Les arts fêtent le printemps
Dans le cadre du festival Un sacre du Printemps *, les Ballets Willy Max chorégraphient Le Sacre du Printemps d’Igor Stravinsky dans sa version pour deux pianos. Répétition dans la Chapelle du Conservatoire.
Six mois de travail et beaucoup de défis. « Cette proposition nous sort complètement de notre zone de confort ! » avouent Mathilde Laot et JeanFrançois Michel, danseurs, chorégraphes et directeurs artistiques des Ballets Willy Max. La proposition en question leur a été faite par Bruno Boterf, le ténor ébroïcien aux commandes de l’Ensemble Ludus Modalis et du Choeur Ars Viva : « Je leur ai d’abord proposé de chorégraphier quelques extraits, puis, rapidement, l’ensemble de l’oeuvre ! » Après tout, Le Sacre du Printemps est avant tout un ballet, chorégraphié originellement par Vaslav Nijinski pour les Ballets Russes de Serge de Diaghilev. « Splendide oeuvre orchestrale, elle a dans un premier temps été imaginée pour deux pianos, et c’est dans cette version monolithique et rythmique qu’elle sera présentée en création chorégraphique ».
Un habillage contemporain
« Ce matériau sonore, percussif et épuré dans sa version originale pour deux pianos, nous a particulièrement intéressés. La musique est souvent le point de départ de nos créations et nous avons souhaité aborder cette oeuvre simplement, sans chercher à paraphraser le propos de Stravinsky mais en réagissant de manière instinctive à ce que nous entendions » détaillent les chorégraphes qui proposent donc un habillage contemporain de l’oeuvre composée en 1912.
L’interprétation par les pianistes Flore Merlin et Anne Le Bozec, toutes deux diplômées du Conservatoire national de musique et de danse de Paris, accompagnatrices de master classes renommées, en France et à l’international, permet de retrouver toutes les innovations rythmiques et mélodiques de Stravinsky, « avec peut-être une verdeur et une rusticité encore plus marquées que dans la version orchestrale » admet volontiers Bruno Boterf.

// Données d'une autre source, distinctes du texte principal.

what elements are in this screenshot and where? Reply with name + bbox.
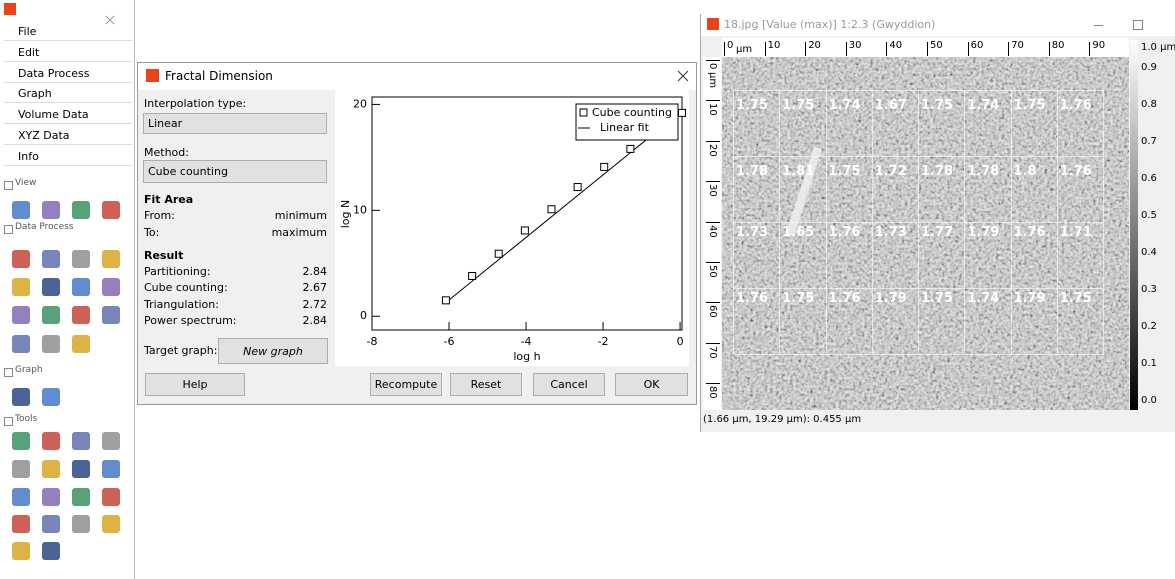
- x-tick-label: -2: [598, 335, 609, 348]
- x-tick-label: -8: [367, 335, 378, 348]
- legend-label: Linear fit: [600, 121, 650, 134]
- point: [601, 163, 608, 170]
- point: [679, 109, 686, 116]
- graph: -8 -6 -4 -2 0 0 10 20 log h log N Cube counting Lin…: [0, 0, 1175, 579]
- x-tick-label: -6: [444, 335, 455, 348]
- legend-marker: [580, 109, 587, 116]
- y-tick-label: 20: [353, 97, 367, 110]
- point: [442, 297, 449, 304]
- x-axis-label: log h: [513, 350, 540, 363]
- y-tick-label: 0: [360, 309, 367, 322]
- point: [574, 184, 581, 191]
- point: [627, 145, 634, 152]
- point: [548, 206, 555, 213]
- point: [469, 272, 476, 279]
- point: [495, 250, 502, 257]
- y-axis-label: log N: [339, 200, 352, 229]
- legend-label: Cube counting: [592, 106, 672, 119]
- y-tick-label: 10: [353, 203, 367, 216]
- screen: {"toolbox":{"menu":["File","Edit","Data …: [0, 0, 1175, 579]
- point: [521, 227, 528, 234]
- x-tick-label: 0: [677, 335, 684, 348]
- x-tick-label: -4: [521, 335, 532, 348]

La fraîcheur de la jeunesse
« Les premiers moments de répétition nous ont confortés dans l’idée que cette oeuvre musicale portait en elle et exprimait une force émotionnelle et des tensions, proches des états de corps, des émotions et des énergies qui marquent notre danse depuis le début de notre parcours chorégraphique » approuvent Mathilde Laot et Jean-François Michel. « Les tensions habitent nos corps comme une lutte incessante, comme un désir d’en comprendre les paradoxes les plus profonds. Ainsi
Le Sacre exprime pour nous cette lutte mais aussi la joie, un lieu où force et fragilité ne s’opposent pas. »

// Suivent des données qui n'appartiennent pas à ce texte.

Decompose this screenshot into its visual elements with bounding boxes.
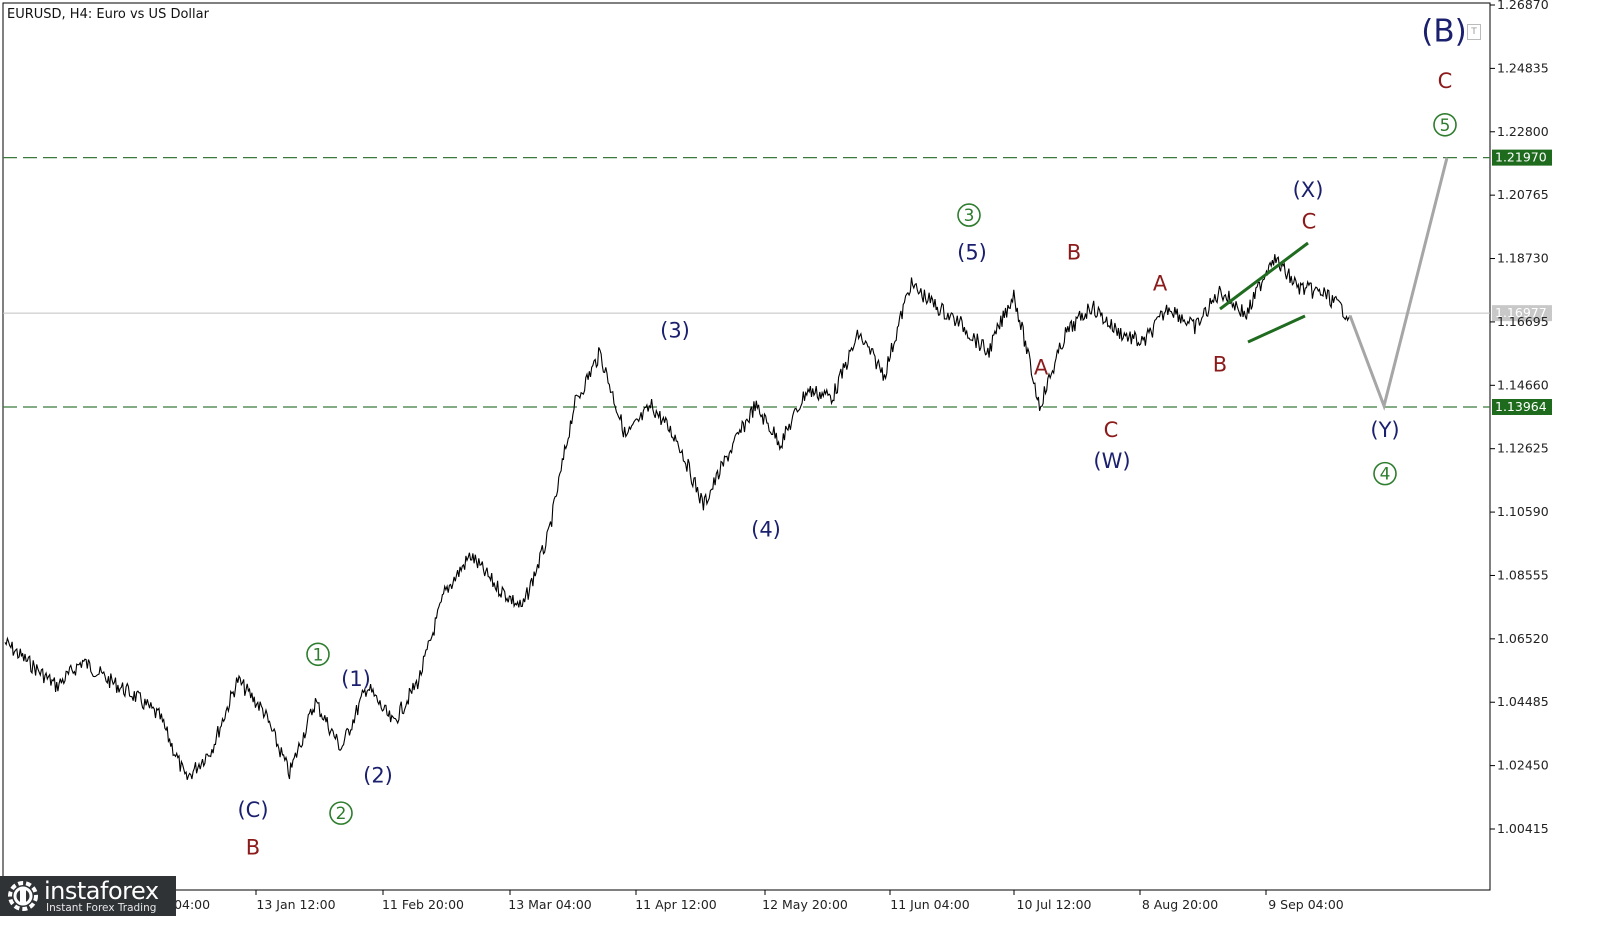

Pour parer Le Sacre d’une nouvelle chorégraphie contemporaine faisant une place prépondérante à la fraîcheur et la juvénilité, Mathilde Laot et JeanFrançois Michel se sont entourés de quatre jeunes danseurs de la Compagnie Willy Max. Âgés de 14-15 ans, Clémence Sudre, Chloé Vuidel, Lilou Feuilloley et Roman Boterf sont rompus aux Rencontres chorégraphiques depuis 4 à 5 ans et passent désormais à l’étape supérieure. « C’est l’un des objectifs de la Compagnie d’encadrer nos jeunes danseurs et de les accompagner dans leur évolution ».

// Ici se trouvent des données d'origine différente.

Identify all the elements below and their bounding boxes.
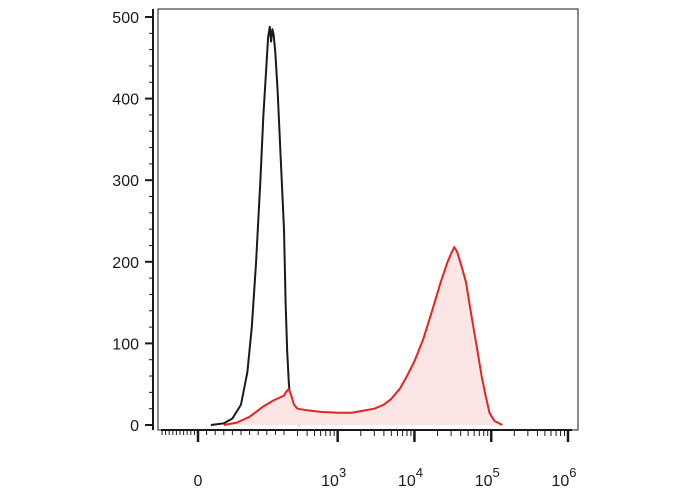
y-tick-label: 400	[112, 92, 139, 109]
series-1-area	[223, 247, 503, 425]
x-tick-label: 105	[475, 465, 500, 490]
y-tick-label: 100	[112, 336, 139, 353]
y-tick-label: 200	[112, 255, 139, 272]
x-tick-label: 106	[551, 465, 576, 490]
x-tick-label: 103	[321, 465, 346, 490]
x-axis: 0 103 104 105 106	[161, 429, 577, 490]
x-tick-label: 104	[398, 465, 423, 490]
y-tick-label: 500	[112, 10, 139, 27]
series-1-line	[223, 246, 503, 426]
y-tick-label: 0	[130, 418, 139, 435]
x-tick-label: 0	[194, 473, 203, 490]
series-0-line	[210, 25, 301, 426]
y-axis: 0 100 200 300 400 500	[112, 9, 154, 435]
y-tick-label: 300	[112, 173, 139, 190]
series-layer	[210, 25, 503, 426]
plot-frame	[157, 8, 579, 431]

De nombreuses fois chorégraphiées par les plus grands, de Maurice Béjart à Pina Bausch en passant par Jean-Claude Gallotta ou Angelin Prejlocaj, la version des Ballets Willy Max reste sobre, tribale, axée sur le rythme imposé par l’oeuvre.
Plus de massacre
« La première parisienne de mai 1913 au Théâtre des Champs Élysée a causé de violentes réactions du public, que peu de créations ont suscitées depuis. Ces manifestations ont peut-être trouvé leur justification dans la musique âpre et sauvage de Stravinsky ou peut-être dans la chorégraphie non moins sauvage de Ninjiski ? L’explication ne réside-t-elle pas dans le fait qu’un public mondain peu habitué à être bousculé dans ses habitudes s’est senti agressé voire humilié par une danse et un univers sonore qu’il ne comprenait pas ? » Qualifié à l’époque par ses détracteurs de Massacre du printemps, le Sacre du printemps fait désormais partie des monuments musicaux incontournables du XXe siècle. « L’oeuvre ne choque plus et c’est par sa richesse et par son originalité qu’elle continue à nous surprendre ».